With over a million of our brethren in harm’s way in Eretz Yisroel, barely 2 weeks after the catastrophic events of Hurricane Sandy, we are inundated with stressful, fearful news, just waiting to hear more bad news, R’L. As difficult as it is for adults to absorb, react and remain positive and strong, it is so much more traumatic for the children. We want our children to know what is happening, to feel empathy for those who are suffering, balanced by a need to not overexpose or unnecessarily frighten them.

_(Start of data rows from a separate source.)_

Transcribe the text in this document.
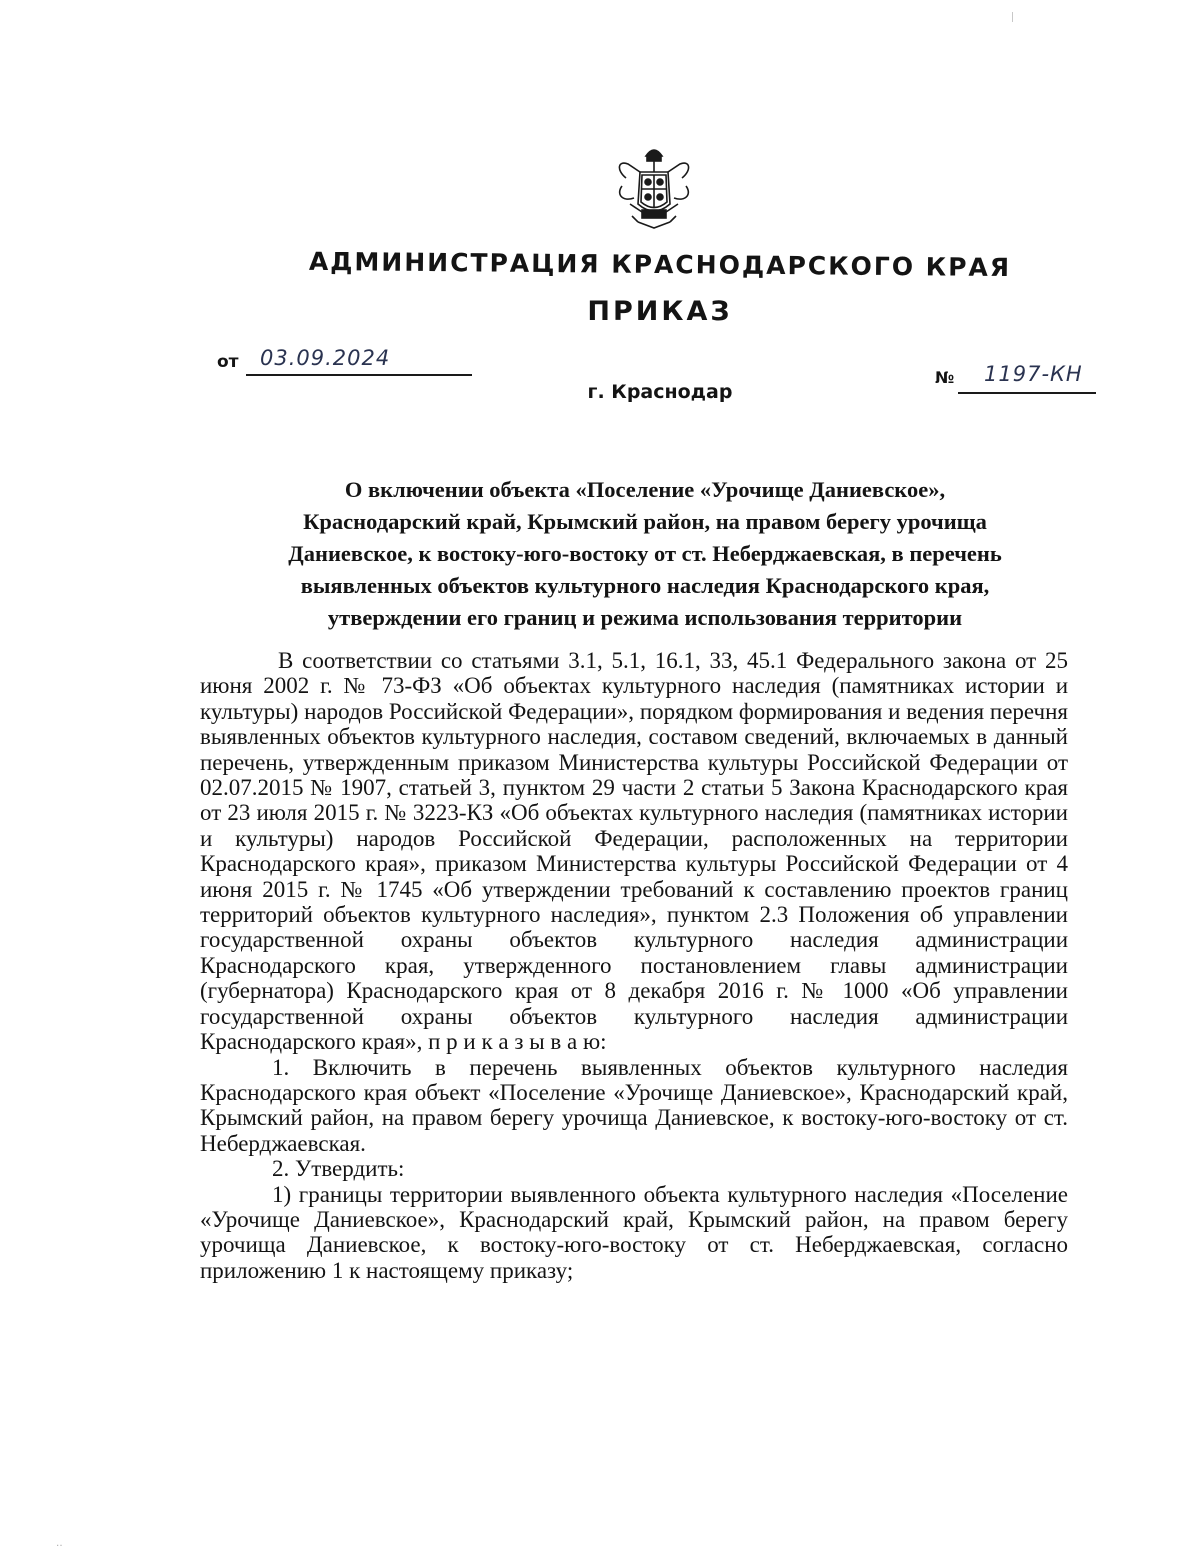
АДМИНИСТРАЦИЯ КРАСНОДАРСКОГО КРАЯ
ПРИКАЗ
от 03.09.2024
г. Краснодар
№ 1197-КН
О включении объекта «Поселение «Урочище Даниевское»,
Краснодарский край, Крымский район, на правом берегу урочища
Даниевское, к востоку-юго-востоку от ст. Неберджаевская, в перечень
выявленных объектов культурного наследия Краснодарского края,
утверждении его границ и режима использования территории

В соответствии со статьями 3.1, 5.1, 16.1, 33, 45.1 Федерального закона от 25 июня 2002 г. № 73-ФЗ «Об объектах культурного наследия (памятниках истории и культуры) народов Российской Федерации», порядком формирования и ведения перечня выявленных объектов культурного наследия, составом сведений, включаемых в данный перечень, утвержденным приказом Министерства культуры Российской Федерации от 02.07.2015 № 1907, статьей 3, пунктом 29 части 2 статьи 5 Закона Краснодарского края от 23 июля 2015 г. № 3223-КЗ «Об объектах культурного наследия (памятниках истории и культуры) народов Российской Федерации, расположенных на территории Краснодарского края», приказом Министерства культуры Российской Федерации от 4 июня 2015 г. № 1745 «Об утверждении требований к составлению проектов границ территорий объектов культурного наследия», пунктом 2.3 Положения об управлении государственной охраны объектов культурного наследия администрации Краснодарского края, утвержденного постановлением главы администрации (губернатора) Краснодарского края от 8 декабря 2016 г. № 1000 «Об управлении государственной охраны объектов культурного наследия администрации Краснодарского края», п р и к а з ы в а ю:

1. Включить в перечень выявленных объектов культурного наследия Краснодарского края объект «Поселение «Урочище Даниевское», Краснодарский край, Крымский район, на правом берегу урочища Даниевское, к востоку-юго-востоку от ст. Неберджаевская.

2. Утвердить:

1) границы территории выявленного объекта культурного наследия «Поселение «Урочище Даниевское», Краснодарский край, Крымский район, на правом берегу урочища Даниевское, к востоку-юго-востоку от ст. Неберджаевская, согласно приложению 1 к настоящему приказу;

‥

Not being directly involved obviously minimizes the emotional issues, but nevertheless the fear and anxiety is there and those who ignore it do so at their own peril. Our children need our help. We had short Tehillim gatherings today in school for children grades 2 and up and shared the broad outlines of what is happening. We encouraged them to daven and do acts of Chesed to create zechusim (merits) on behalf of our brothers and sisters in Eretz Yisroel. Children in grades K and 1 were also spoken to briefly, gently and encouragingly.
Parents should likewise be guiding and supporting the children at this time. Each family is impacted in its own way and needs to adjust the suggestions accordingly. What follows is a basic set of guidelines for supporting our children in a time of crisis:
Try and keep routines as normal as possible. Children gain security from the predictability of routine, including attending school.
Parents and adults need to first deal with and assess their own responses to crisis and stress.
Be honest with children and share with them as much information as they are developmentally able to handle.
Limit exposure to television and the news. Images make a deep impact, continuous exposure can be harmful.
Listen to the children’s fears and concerns. Listening and really understanding what the child’s concerns are is more important than simply talking. If it’s not clear what is underlying the child’s question(s), ask “What made you think of that?”
Reassure children that Hashem runs the world, and that everything that happens, is for the best.
Point out that the world is a good place, but that there are people who do bad things.
Involve children in something concrete to help. Collecting tzedaka, saying Tehillim or writing letters or drawings for and to children in affected areas.
We hope and daven that these guidelines will be unnecessary, and the safety and security of our people will be quickly restored. If Chas V’Sholom circumstances go in a different direction, it will be helpful to be prepared.